O ponto de vista do qual parte é claro e nos é apresentado logo nas primeiras páginas: “Ser fiel a Freud é repensá-lo”. Somos conduzidos a uma leitura de Freud atenta, cuidadosa, que não busca se desfazer rapidamente dos entraves que encontra pelo caminho.

Ana Sigal escreve diante do que se lhe apresenta como questões atuais no campo psicanalítico. Para avançar, busca os determinantes sócio-históricos que produzem tanto o sujeito como o que sobre ele podemos pensar. Ir e vir entre as teorias herdadas e a subjetividade presente, extraindo consequências para a teoria e a clínica, é um de seus objetivos. Tomando como eixo Freud e Laplanche, pensa na contribuição de diferentes autores, tais como Klein, Lacan, Winnicott e Piera Aulagnier, entre outros. Manifesta sua oposição aos estereótipos, às junções teóricas inconsistentes, aos descartes apressados, assim como à adoção de posições rígidas e adesão irrefletida à ortodoxia.

O livro consiste em uma coletânea dos textos que considerou os principais de sua trajetória. A autora opta por nos apresentar, no prefácio, a história da construção destes e nos diz que a ordem de escrita difere da que foi escolhida para esta publicação, organizada em torno de cinco eixos temáticos. São eles: Sobre o sexo, a sexuação e o feminino; Sobre metapsicologia, recalcamento primário e novas patologias; Sobre o infantil e o trabalho clínico com crianças; Sobre a formação do analista; Outros textos. Os capítulos que compõem cada eixo vão, sucessivamente, retomando e aprofundando a temática em questão, fazendo-a avançar em clareza na exposição do que vai se mostrando fundamental e na possibilidade de evidenciar suas consequências clínicas. No entanto, cada texto foi escrito como uma unidade isolada, o que permite que o leitor se aproxime do livro por onde mais lhe interesse e faça a costura que lhe for necessária.

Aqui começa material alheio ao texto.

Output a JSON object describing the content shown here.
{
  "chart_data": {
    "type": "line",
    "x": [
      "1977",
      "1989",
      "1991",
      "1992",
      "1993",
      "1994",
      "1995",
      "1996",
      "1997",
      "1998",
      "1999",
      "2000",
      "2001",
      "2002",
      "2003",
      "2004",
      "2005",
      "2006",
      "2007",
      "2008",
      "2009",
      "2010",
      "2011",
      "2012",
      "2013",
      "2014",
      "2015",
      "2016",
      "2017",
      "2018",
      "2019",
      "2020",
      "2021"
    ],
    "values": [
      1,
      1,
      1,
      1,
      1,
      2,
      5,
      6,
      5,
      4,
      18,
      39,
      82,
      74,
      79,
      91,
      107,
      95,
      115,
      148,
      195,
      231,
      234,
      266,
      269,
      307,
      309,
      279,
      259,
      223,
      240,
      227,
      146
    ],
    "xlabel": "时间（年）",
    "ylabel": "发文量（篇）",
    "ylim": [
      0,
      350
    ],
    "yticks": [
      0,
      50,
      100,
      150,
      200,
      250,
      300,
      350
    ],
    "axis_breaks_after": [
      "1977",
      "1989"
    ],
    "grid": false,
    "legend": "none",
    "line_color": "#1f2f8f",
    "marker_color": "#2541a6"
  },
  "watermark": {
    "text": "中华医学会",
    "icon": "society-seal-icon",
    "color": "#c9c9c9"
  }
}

Alguns capítulos têm caráter mais introdutório, o que se dá sem perda de consistência teórica. É o caso dos capítulos 5 e 6 da primeira parte, nos quais a autora aborda a sexualidade infantil e o complexo de Édipo. Neles, manifesta- se, a meu ver, uma das facetas de Ana Sigal, também presente em outros textos: sua implicação na formação de psicanalistas.

Ao lado disso, Sigal nos dá a ver, em muitos momentos, a importância de sua pertinência ao Departamento de Psicanálise do Instituto Sedes Sapientiae, o que ocorre, de forma mais direta, na parte iv, “Sobre a formação do analista”. Entre outros temas, contextualiza-a historicamente e aborda questões relativas a diferentes propostas de regulamentação da profissão de psicanalistas. Também o capítulo 20, “Psicanálise, grupos, instituição pública”, desperta interesse, não apenas como marca de um tempo passado, mas por dar visibilidade a questões que, se deixaram de impulsionar o coletivo, não o foi por terem sido superadas.

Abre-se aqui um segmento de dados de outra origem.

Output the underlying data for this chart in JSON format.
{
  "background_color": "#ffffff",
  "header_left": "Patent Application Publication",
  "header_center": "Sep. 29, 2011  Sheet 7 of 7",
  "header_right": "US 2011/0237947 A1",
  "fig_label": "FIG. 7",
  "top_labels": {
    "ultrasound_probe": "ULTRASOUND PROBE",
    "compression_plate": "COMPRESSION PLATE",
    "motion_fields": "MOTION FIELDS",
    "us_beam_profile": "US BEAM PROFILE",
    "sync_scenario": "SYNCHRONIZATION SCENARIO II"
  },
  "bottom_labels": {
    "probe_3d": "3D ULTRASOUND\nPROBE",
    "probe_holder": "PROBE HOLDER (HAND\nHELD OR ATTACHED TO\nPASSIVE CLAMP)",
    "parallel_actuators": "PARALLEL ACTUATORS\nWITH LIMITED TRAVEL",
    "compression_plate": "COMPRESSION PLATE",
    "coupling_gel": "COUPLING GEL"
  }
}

Merece atenção o diálogo que estabelece com a psiquiatria, o que se dá, em especial, nos capítulos 14, “Medicalização na infância: Um estudo sobre a síndrome de desatenção (add)”, e 21, “Dialogando com a psiquiatria”.

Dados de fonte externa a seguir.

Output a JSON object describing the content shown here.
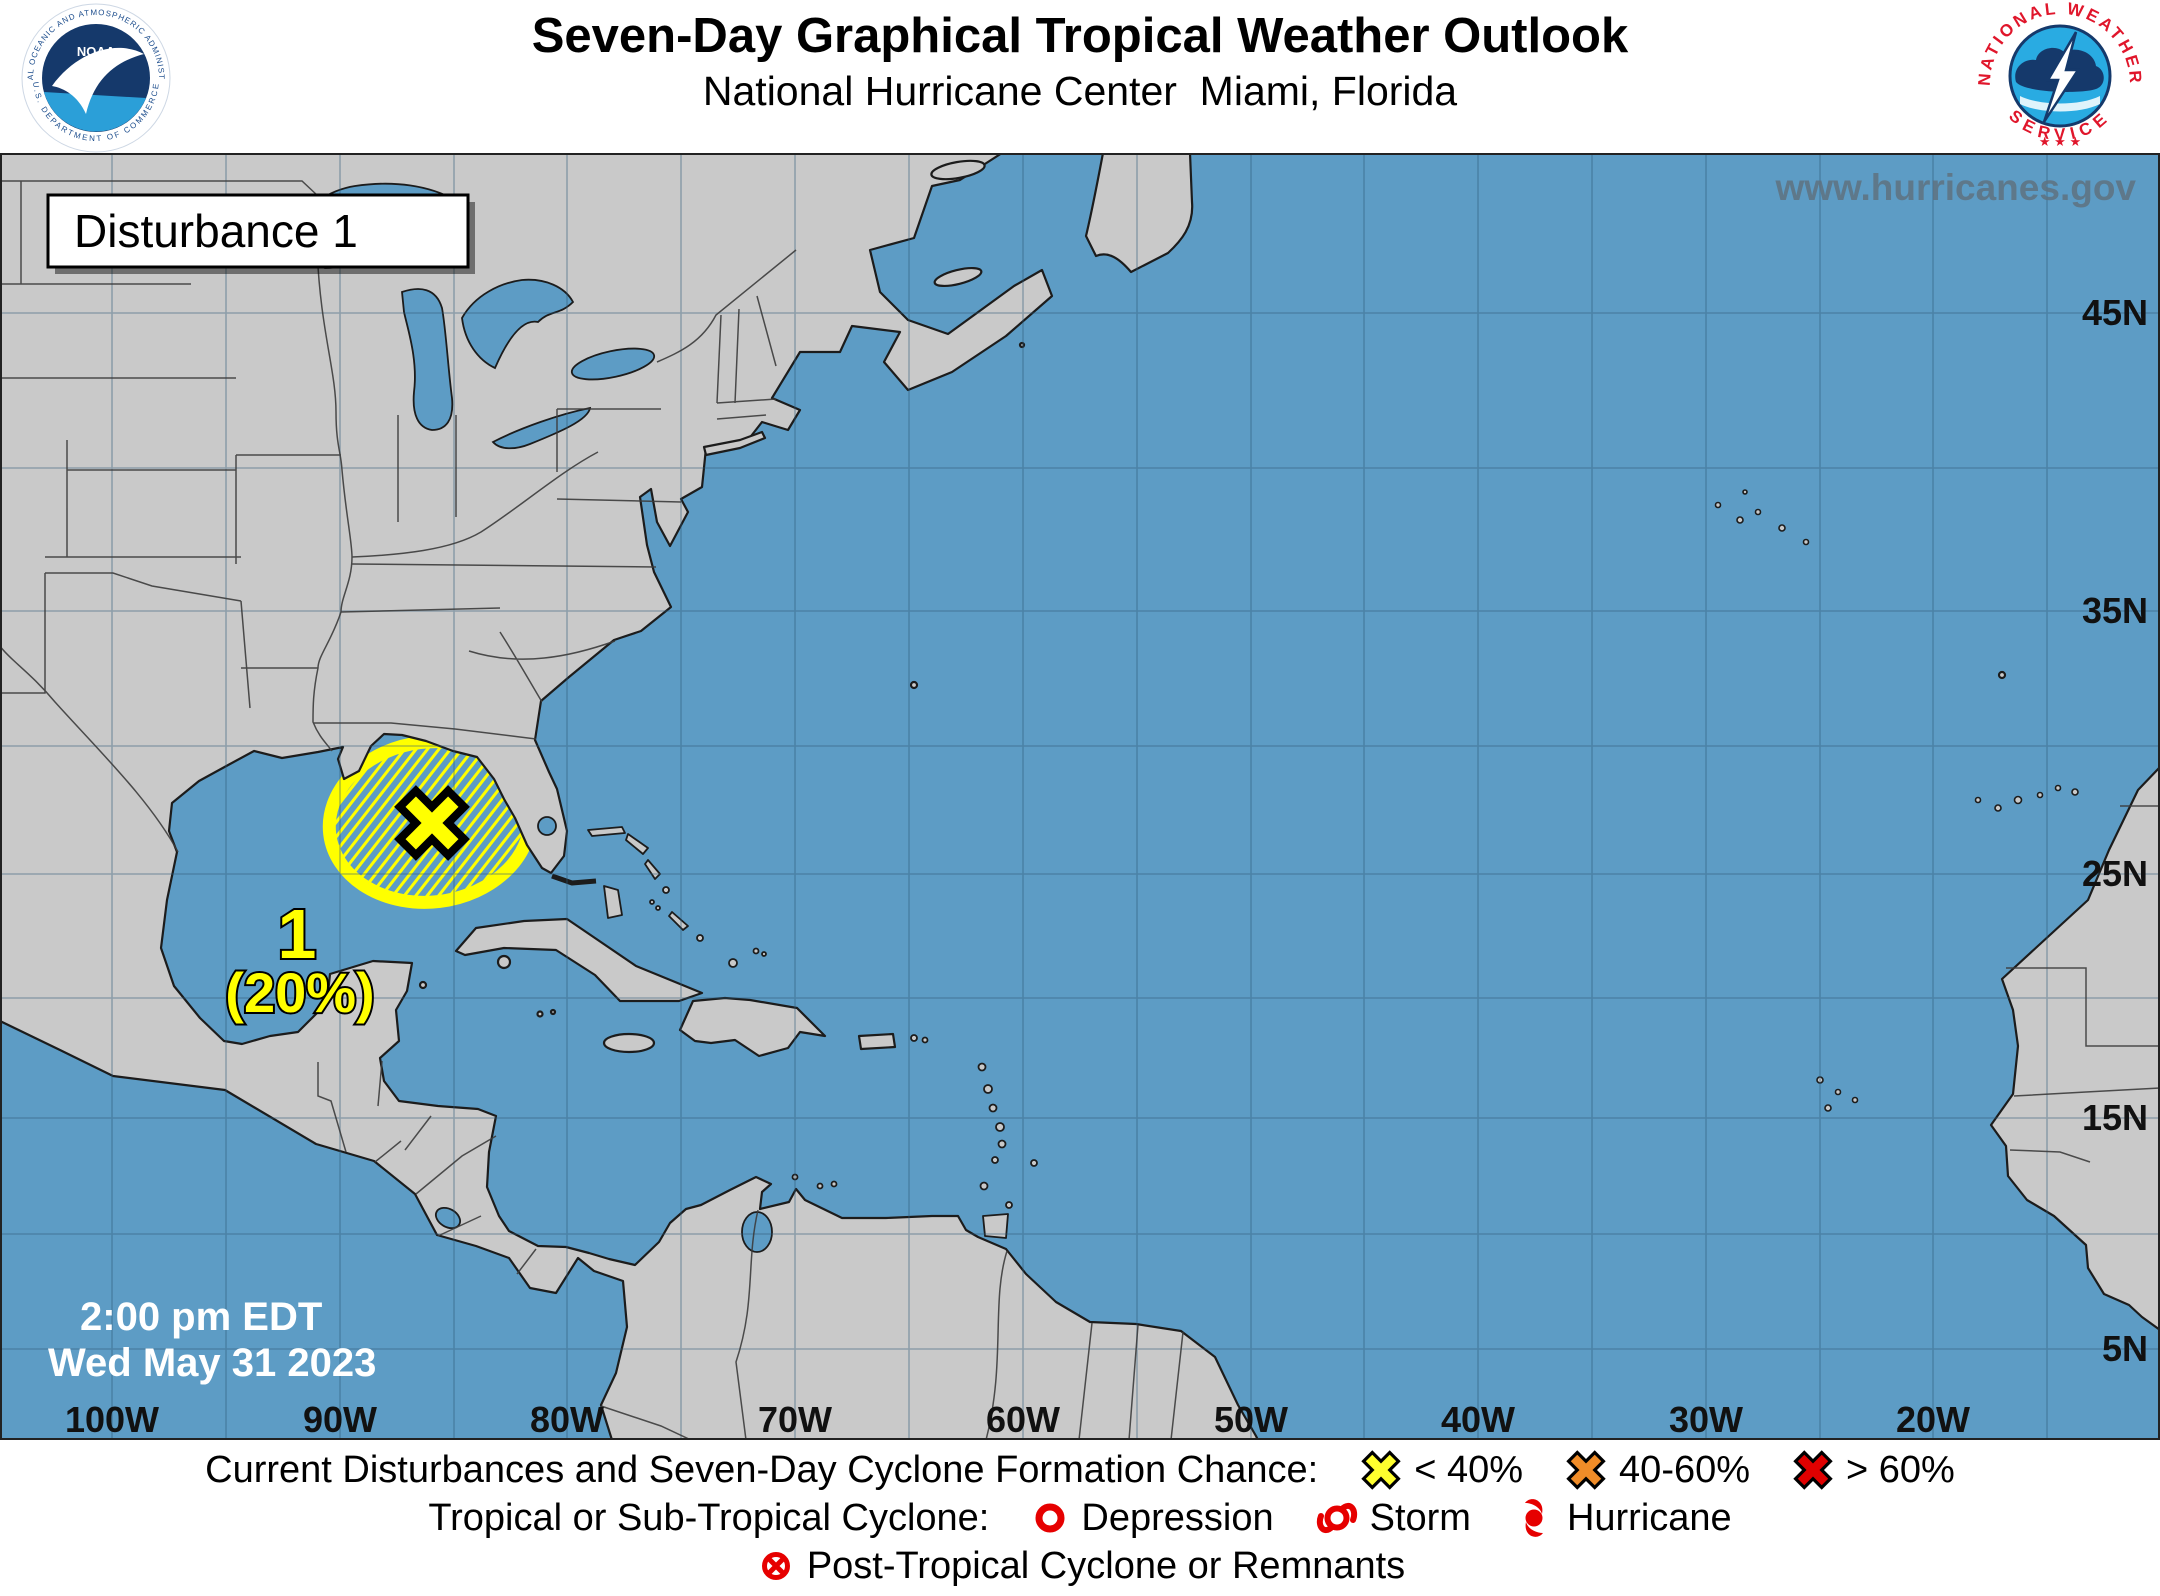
{
  "header": {
    "title": "Seven-Day Graphical Tropical Weather Outlook",
    "subtitle": "National Hurricane Center  Miami, Florida",
    "noaa_ring_top": "NATIONAL OCEANIC AND ATMOSPHERIC ADMINISTRATION",
    "noaa_ring_bottom": "U.S. DEPARTMENT OF COMMERCE",
    "noaa_text": "NOAA",
    "nws_ring_top": "NATIONAL WEATHER",
    "nws_ring_bottom": "SERVICE",
    "nws_stars": "★ ★ ★"
  },
  "map": {
    "watermark": "www.hurricanes.gov",
    "disturbance_label": "Disturbance 1",
    "disturbance": {
      "id": "1",
      "formation_chance": "(20%)",
      "risk": "low (< 40%)",
      "location": "eastern Gulf of Mexico"
    },
    "timestamp_line1": "2:00 pm EDT",
    "timestamp_line2": "Wed May 31 2023",
    "lat_labels": [
      "45N",
      "35N",
      "25N",
      "15N",
      "5N"
    ],
    "lon_labels": [
      "100W",
      "90W",
      "80W",
      "70W",
      "60W",
      "50W",
      "40W",
      "30W",
      "20W"
    ],
    "colors": {
      "ocean": "#5d9cc5",
      "land": "#c9c9c9",
      "disturbance_low": "#ffff00"
    }
  },
  "legend": {
    "chance_label": "Current Disturbances and Seven-Day Cyclone Formation Chance:",
    "chance_items": [
      {
        "label": "< 40%",
        "color": "#ffff2e"
      },
      {
        "label": "40-60%",
        "color": "#f08c28"
      },
      {
        "label": "> 60%",
        "color": "#e00000"
      }
    ],
    "cyclone_label": "Tropical or Sub-Tropical Cyclone:",
    "cyclone_items": [
      {
        "label": "Depression"
      },
      {
        "label": "Storm"
      },
      {
        "label": "Hurricane"
      }
    ],
    "post_label": "Post-Tropical Cyclone or Remnants"
  }
}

Dialoga também com a psicologia, ao abordar o psicodiagnóstico, no cap. 19, “O psicodiagnóstico e a psicanálise”.

Todos os temas são relevantes, mas me deterei nos artigos das partes I, II, e III, pois neles encontramos os eixos teóricos que sustentam as reflexões da autora em todo o livro.

Destinos do sexual

Iniciar uma coletânea com um texto denominado “A organização sexual infantil”, indica seu posicionamento dentro do campo psicanalítico. Pensar sobre o texto freudiano, escrito em 1923, dá a Ana Sigal a oportunidade de afirmar, logo nas primeiras páginas: “Eu diria ser a sexualidade infantil o paradigmático na psicanálise, o que caracteriza o inconsciente e o diferencia de outros pensamentos” (p. 28). Da mesma forma, determinante dos destinos do sexual, a centralidade do complexo de Édipo na construção da subjetividade é afirmada.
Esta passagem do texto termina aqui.